Table 1.
Tools for assessment of radiation injury using cytogenetic biomarkers
| Cytogenetic biomarkers | Particulars | References |
|---|---|---|
| Conventional cytogenetic biomarkers | ||
| Total number of aberrations | The radiation damage is quantified by scoring different types of chromosomal aberrations, and is considered to be one of the accurate technique among cytogenetic tools used as biological dosimeter. This technique is used to estimate the dose–response curves and is also popular in radiation biology for radioprotective studies. | 82–89,160 |
| Dicentrics and ring chromosomes | For assessment of radiation exposure, biological dosimetry utilizing dicentric chromosomes analysis in human lymphocytes is a well-known method practiced since long ago, along with physical dosimetry for radiation dose assessment in potentially overexposed people as well as for suspected exposures to estimate risk of health effects. | 11,90–101 |
| Micronuclei assay/cytokinesis-block micronucleus assay | Micronuclei, small satellite structures, are the chromosomal fragments lacking centromeres. The frequency of micronuclei is variously used as cytogenetic biomarker.

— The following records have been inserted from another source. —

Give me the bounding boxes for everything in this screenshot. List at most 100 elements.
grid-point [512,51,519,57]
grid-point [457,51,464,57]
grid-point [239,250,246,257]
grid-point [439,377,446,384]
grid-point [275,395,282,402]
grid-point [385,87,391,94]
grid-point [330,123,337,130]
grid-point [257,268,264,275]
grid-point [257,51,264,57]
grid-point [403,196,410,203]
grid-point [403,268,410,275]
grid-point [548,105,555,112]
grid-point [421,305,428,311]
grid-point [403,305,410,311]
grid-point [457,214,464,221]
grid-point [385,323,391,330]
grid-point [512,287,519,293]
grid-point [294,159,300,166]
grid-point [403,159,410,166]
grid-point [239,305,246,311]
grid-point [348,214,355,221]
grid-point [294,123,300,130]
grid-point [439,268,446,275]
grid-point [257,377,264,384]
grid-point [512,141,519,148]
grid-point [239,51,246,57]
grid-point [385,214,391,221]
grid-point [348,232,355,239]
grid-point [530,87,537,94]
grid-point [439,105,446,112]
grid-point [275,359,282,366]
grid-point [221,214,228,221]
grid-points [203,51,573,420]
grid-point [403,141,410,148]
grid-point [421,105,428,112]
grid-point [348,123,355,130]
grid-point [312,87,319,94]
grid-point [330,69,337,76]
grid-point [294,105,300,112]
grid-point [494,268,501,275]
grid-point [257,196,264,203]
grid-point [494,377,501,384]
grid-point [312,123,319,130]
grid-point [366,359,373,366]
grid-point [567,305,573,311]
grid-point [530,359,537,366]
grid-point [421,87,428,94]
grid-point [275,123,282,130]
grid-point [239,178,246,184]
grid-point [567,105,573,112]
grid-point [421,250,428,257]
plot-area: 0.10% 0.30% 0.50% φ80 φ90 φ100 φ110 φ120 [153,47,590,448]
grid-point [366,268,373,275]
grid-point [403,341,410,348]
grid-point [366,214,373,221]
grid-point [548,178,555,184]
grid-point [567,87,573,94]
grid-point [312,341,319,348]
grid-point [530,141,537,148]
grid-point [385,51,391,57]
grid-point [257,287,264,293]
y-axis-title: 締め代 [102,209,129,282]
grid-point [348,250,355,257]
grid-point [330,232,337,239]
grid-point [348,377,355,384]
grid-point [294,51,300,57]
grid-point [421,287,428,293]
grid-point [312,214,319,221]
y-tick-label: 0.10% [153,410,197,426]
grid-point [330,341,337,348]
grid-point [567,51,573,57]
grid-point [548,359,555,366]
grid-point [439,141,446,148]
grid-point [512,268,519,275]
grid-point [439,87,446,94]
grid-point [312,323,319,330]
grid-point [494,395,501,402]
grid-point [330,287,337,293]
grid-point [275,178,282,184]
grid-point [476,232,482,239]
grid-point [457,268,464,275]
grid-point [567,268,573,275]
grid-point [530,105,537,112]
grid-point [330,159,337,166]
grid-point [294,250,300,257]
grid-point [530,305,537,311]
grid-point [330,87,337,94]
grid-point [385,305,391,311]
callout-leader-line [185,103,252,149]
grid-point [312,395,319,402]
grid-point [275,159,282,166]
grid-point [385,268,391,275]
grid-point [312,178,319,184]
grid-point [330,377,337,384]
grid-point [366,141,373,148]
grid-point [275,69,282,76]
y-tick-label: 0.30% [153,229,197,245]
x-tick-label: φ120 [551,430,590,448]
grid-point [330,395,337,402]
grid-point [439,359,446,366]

The cytokinesis-block micronucleus assay is simple in terms of scoring criteria and is a reliable and sensitive cytogenetic biomarker. | 102–117 |
| Sister chromatid exchanges | Many authors have documented that cells exposed to radiation had significant increase in sister chromatid exchanges. | 87,88, 118,119 |
| Translocations | Irradiation causes various types of DNA damage that lead to stable chromosomal aberration. Translocation chromosomal aberration is stable and can be used as biological dosimetry for dose assessment. | 120–127 |
| Premature chromosome condensation | The premature chromosome condensations assay is being used for biological dosimetry following radiation exposures. The main advantage of the premature chromosome condensations assay is that there is no need for cells to divide for evaluation of cytogenetic damage. | 128–140 |
| Molecular cytogenetic biomarkers | ||
| FISH/chromosome painting/mBAND analysis | A relatively newly developed technique, FISH has revealed unique endpoints related to radiation quality. It has now become possible to detect inter-chromosomal and intra-chromosomal exchanges as well as distribution of the breakpoints of aberrations with the help of mBAND technique. | 121,122, 141,142 |
| DNA-PK | Double-strand break repair pathways are responsible for maintaining genomic integrity, genetic instability, and neoplastic transformation. It has been speculated that DNA-PK plays an essential role in DNA double-strand break repair and maintaining genomic integrity. | 143–147 |
| hTERT (telomerase reverse transcriptase) and genomic instability | The hTERT-immortalized cells have been found to be useful for determining the effects of radiation. | 148–151, 159 |
| Cytokinesis-block micronucleus cytome assay | Development of microarray formats analysis of the chromosomal damage of human peripheral lymphocytes is done with the modern technology of integration of techniques. The cytokinesis-block micronucleus cytome assay is being utilized as radiation biological dosimetry specifically developed to assess various forms of chromosomal damage. | 10,152–155 |
| The single cell gel electrophoresis assay/comet assay | The single cell gel electrophoresis or comet assay, developed for the evaluation of DNA single-strand breaks utilizes DNA migration as a measure of the DNA damage, however, the DNA double-strand breaks can be measured by neutral comet assay. | 13,15,156, 157 |
Abbreviations: FISH, fluorescence in situ hybridization; mBAND, high resolution multicolor chromosome banding.